Webémissions : Pour l'avenir de la francophonie ontarienne

2e Principe – L'école s'appuie sur le curriculum pour transmettre la culture.

Transcription

Durée : 6:06

Intervenant Audio

Amir

On réalise que la francophonie est en train d'évoluer. Donc, on a récemment, on a été obligé d'ajouter un nouveau cours qui est un cours de leadership.
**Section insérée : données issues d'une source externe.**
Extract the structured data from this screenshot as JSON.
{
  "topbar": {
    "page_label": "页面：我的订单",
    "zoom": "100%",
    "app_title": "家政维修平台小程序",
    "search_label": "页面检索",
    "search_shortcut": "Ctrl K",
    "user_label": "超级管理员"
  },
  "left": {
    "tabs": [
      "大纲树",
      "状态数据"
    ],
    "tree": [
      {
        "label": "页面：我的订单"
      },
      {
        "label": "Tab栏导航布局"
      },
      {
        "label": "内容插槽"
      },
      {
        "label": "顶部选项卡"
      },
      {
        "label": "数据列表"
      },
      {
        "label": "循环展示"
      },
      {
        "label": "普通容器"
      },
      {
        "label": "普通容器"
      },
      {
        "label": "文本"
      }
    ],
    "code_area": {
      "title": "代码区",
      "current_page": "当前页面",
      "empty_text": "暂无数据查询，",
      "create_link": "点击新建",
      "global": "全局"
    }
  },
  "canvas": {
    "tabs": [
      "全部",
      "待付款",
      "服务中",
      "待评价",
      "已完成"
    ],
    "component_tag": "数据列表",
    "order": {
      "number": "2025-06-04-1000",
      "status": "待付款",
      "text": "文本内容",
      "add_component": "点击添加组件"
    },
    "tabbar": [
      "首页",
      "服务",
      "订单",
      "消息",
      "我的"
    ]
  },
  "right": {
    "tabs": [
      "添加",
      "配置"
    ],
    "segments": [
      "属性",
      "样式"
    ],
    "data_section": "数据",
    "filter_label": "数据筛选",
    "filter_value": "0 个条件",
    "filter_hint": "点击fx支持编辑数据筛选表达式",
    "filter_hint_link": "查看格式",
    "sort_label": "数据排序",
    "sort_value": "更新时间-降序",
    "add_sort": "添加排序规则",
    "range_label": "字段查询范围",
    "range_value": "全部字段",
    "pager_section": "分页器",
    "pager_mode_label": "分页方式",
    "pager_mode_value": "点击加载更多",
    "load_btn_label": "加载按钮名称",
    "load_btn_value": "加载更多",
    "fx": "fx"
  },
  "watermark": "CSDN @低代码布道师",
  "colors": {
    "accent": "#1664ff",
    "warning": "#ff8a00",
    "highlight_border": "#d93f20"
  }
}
Et puis, dans ce cours, on divise la classe en différentes équipes puis, tout le monde est responsable de différents projets. Puis, avec ça, ils ont la chance d'aller toucher différents points importants : donc ou travailler la publicité ou est-ce qu'on devrait améliorer la communication en français, avec les élèves. Puis, aussi, comme j'ai dit, il y a tellement de place à travailler comme le journal étudiant par exemple. Nous, lorsqu'on travaille nos articles, à la fin, il y a une publication pour l'école. Mais parfois, on se demande pourquoi on n'irait pas plus loin. Pourquoi pas? Il y a L'Express qui est en français. Pourquoi pas voir si ce serait possible de publier quelques uns des meilleurs articles écrits par des étudiants?  Puis, je pense que l'an passé on a réussi à réaliser cela. Donc, ça montre qu'on est en train de promouvoir la francophonie puis qu'on réalise que ça change. Puis, qu'il y a des choses à faire. Oui, l'école travaille avec nous pour permettre d'améliorer la francophonie.

Chamberline

À Étienne Brulé, dans mes cours, dans n'importe lequel des mes cours que j'ai pris au 1er semestre, mes prof faisaient leurs cours mais s'il arrivait des fois que pendant le cours si on a touché un domaine comme la culture. Je ne sais pas; n'importe laquelle des cultures, elle peut s'arrêter pour qu'on parle de cette culture.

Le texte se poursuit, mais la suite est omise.